El deseo de la secretaria coincidía con el más ferviente de Ángel. De haber sabido que su suerte quedaba atada a este reducido grupo de hombres por tiempo indefinido hubiera obrado de otro modo. Pero así…
—¡Que se vayan todos al infierno con sus platillos volantes! —rezongaba Ángel—. Y que me vuelvan a mi unidad.
M
ientras retiraban los servicios de la cena y le preparaban el café, Miguel Ángel encendió un cigarrillo y sacó del bolsillo de su americana un pedazo de papel.
Era una nota traída al hotel cuando él estaba durmiendo y que un mozo discreto había deslizado por debajo de la puerta. Desde que hubo leído esta nota, Ángel se sentía impaciente y malhumorado. Volvió a releerla ahora. Decía así:
«Mi estimado Miguel Ángel. He sabido por un periódico que acabas de llegar de Norteamérica acompañado de una misión científica o no sé qué. Pensé abrazarte y fui a tu hotel, pero no me dejaron entrar. Tienen razón; este Arthur Winfield ya no es una persona respetable ni merece la consideración de sus semejantes. Si sabiendo esto todavía quieres que bebamos juntos por los buenos tiempos, puedes encontrarme a cualquier hora en el "Dagabas". Es un cafetucho del muelle nuevo. Un abrazo de Arthur».
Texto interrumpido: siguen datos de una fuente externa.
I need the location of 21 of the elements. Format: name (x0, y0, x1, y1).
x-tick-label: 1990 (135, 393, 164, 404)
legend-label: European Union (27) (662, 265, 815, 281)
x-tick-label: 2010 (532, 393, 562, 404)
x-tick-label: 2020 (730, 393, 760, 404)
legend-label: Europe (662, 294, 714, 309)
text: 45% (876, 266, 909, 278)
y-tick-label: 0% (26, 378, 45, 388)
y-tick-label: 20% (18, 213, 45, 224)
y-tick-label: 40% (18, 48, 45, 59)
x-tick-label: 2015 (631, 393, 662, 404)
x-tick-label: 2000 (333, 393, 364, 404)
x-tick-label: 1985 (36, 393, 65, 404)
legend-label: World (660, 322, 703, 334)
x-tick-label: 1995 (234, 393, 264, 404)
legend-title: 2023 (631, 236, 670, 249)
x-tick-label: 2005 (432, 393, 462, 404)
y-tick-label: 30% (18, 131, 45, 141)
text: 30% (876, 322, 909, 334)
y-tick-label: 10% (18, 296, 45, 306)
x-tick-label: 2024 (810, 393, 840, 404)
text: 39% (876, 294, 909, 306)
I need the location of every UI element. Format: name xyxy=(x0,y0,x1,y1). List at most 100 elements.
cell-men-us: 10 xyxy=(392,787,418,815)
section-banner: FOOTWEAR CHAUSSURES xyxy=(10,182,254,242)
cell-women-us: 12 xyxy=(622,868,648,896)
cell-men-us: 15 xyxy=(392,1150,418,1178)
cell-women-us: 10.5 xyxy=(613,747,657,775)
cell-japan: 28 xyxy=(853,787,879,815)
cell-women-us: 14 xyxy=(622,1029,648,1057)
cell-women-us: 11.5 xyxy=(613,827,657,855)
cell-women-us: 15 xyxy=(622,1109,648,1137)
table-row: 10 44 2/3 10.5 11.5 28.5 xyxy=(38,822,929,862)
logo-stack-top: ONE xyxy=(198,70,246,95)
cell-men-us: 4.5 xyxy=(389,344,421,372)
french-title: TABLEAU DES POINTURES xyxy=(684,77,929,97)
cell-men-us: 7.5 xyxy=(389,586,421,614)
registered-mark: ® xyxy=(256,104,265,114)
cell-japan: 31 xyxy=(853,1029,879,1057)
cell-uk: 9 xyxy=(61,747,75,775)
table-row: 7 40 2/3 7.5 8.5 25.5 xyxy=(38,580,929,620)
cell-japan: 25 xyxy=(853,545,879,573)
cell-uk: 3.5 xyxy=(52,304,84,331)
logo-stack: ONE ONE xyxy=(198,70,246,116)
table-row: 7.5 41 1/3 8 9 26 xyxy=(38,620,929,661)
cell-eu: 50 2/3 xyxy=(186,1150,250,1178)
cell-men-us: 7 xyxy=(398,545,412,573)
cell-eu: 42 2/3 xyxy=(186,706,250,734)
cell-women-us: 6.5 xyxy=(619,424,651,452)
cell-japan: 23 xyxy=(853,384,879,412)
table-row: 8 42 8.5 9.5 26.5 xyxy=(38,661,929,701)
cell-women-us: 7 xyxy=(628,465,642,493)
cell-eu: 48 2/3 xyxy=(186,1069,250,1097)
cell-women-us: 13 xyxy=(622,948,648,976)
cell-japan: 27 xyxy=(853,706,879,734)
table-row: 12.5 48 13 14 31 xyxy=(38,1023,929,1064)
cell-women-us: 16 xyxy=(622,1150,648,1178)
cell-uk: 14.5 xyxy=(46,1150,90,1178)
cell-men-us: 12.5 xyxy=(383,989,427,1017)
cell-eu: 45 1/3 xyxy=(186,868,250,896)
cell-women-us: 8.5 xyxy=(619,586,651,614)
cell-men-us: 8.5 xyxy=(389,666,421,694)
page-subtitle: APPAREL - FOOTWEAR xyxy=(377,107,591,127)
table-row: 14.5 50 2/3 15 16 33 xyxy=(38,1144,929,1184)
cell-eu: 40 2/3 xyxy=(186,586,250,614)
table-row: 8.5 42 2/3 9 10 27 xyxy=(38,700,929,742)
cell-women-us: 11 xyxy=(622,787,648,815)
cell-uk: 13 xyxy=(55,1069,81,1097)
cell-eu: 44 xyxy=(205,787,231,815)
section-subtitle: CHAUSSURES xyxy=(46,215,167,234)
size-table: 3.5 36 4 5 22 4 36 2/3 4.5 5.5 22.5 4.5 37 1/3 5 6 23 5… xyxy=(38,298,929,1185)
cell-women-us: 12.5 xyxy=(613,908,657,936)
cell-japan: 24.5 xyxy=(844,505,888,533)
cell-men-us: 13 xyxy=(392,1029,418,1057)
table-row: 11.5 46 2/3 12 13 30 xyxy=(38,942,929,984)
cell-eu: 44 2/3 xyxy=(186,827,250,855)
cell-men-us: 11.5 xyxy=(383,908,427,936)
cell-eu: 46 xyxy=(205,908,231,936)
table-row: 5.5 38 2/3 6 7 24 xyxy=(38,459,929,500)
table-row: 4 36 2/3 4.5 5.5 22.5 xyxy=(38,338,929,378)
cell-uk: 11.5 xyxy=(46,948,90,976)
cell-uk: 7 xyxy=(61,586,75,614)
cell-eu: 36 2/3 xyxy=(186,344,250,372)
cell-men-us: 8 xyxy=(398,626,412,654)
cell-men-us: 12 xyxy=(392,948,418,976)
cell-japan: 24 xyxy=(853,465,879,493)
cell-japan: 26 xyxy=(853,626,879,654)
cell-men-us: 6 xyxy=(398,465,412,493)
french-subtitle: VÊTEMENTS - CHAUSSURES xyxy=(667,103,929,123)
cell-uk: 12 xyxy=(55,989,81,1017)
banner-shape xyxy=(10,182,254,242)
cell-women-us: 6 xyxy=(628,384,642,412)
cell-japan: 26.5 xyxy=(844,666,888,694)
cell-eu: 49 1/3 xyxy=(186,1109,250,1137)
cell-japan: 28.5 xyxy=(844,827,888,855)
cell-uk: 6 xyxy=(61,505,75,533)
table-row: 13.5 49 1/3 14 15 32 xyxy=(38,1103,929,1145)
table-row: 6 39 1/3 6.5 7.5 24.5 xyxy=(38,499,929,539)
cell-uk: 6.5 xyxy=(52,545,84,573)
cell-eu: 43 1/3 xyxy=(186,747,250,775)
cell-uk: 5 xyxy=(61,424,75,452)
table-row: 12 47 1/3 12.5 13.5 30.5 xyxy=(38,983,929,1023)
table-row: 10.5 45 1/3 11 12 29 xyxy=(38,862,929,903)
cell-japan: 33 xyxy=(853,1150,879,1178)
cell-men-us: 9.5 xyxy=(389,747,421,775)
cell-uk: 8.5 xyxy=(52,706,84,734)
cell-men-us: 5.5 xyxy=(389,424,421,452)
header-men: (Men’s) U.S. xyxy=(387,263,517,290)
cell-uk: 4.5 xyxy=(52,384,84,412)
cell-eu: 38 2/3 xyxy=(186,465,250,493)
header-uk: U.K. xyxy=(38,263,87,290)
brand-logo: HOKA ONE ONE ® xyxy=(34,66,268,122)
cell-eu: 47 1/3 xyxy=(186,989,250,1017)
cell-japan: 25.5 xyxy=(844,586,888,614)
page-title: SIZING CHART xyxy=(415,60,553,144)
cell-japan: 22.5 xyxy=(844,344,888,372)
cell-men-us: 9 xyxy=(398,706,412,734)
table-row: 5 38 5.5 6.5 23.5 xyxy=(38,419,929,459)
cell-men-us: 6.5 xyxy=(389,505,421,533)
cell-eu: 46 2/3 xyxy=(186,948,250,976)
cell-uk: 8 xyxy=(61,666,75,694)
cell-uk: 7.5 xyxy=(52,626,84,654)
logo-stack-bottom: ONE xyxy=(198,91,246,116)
Mientras cenaba, Ángel meditaba. No le sorprendía hallar en la India a su amigo. Casi lo esperaba desde que supo que Carol Mitchel había desaparecido cuando volaba desde Calcuta a Teherán. Seguramente, como tantos pilotos, Arthur buscaba a la hija del millonario. ¿Pero lo hacía por la recompensa de los 300.000 dólares o porque todavía era novio de Carol Mitchel?
La carta de Arthur trasudaba amargura. ¿Qué había ocurrido en estos tres años?
Ángel consultó el reloj de su muñeca, sorbió el café de un golpe y salió a la calle. Poco después, un desvencijado taxi le llevaba, bordeando el río, hacia el muelle nuevo.
El «Dagabas» era un inmundo cafetucho. Al trasponer el umbral, una cálida vaharada a cuerpos sudorosos y aguardiente cosquilleó en la nariz de Ángel Aznar. La sala, larga, estrecha y baja de techo, estaba llena de humo y entre éste se movían las formas borrosas de los parroquianos como fantasmas que surcaran una noche neblinosa. Se oía el quejido de un acordeón entre el tumulto de voces ásperas y roncas y el chocar de vasos sobre los veladores de mármol. Ángel se abrió paso a codazos por entre una marinería optimista a fuerza de alcohol, y sorteó las mesas mirando a la cara de los bebedores.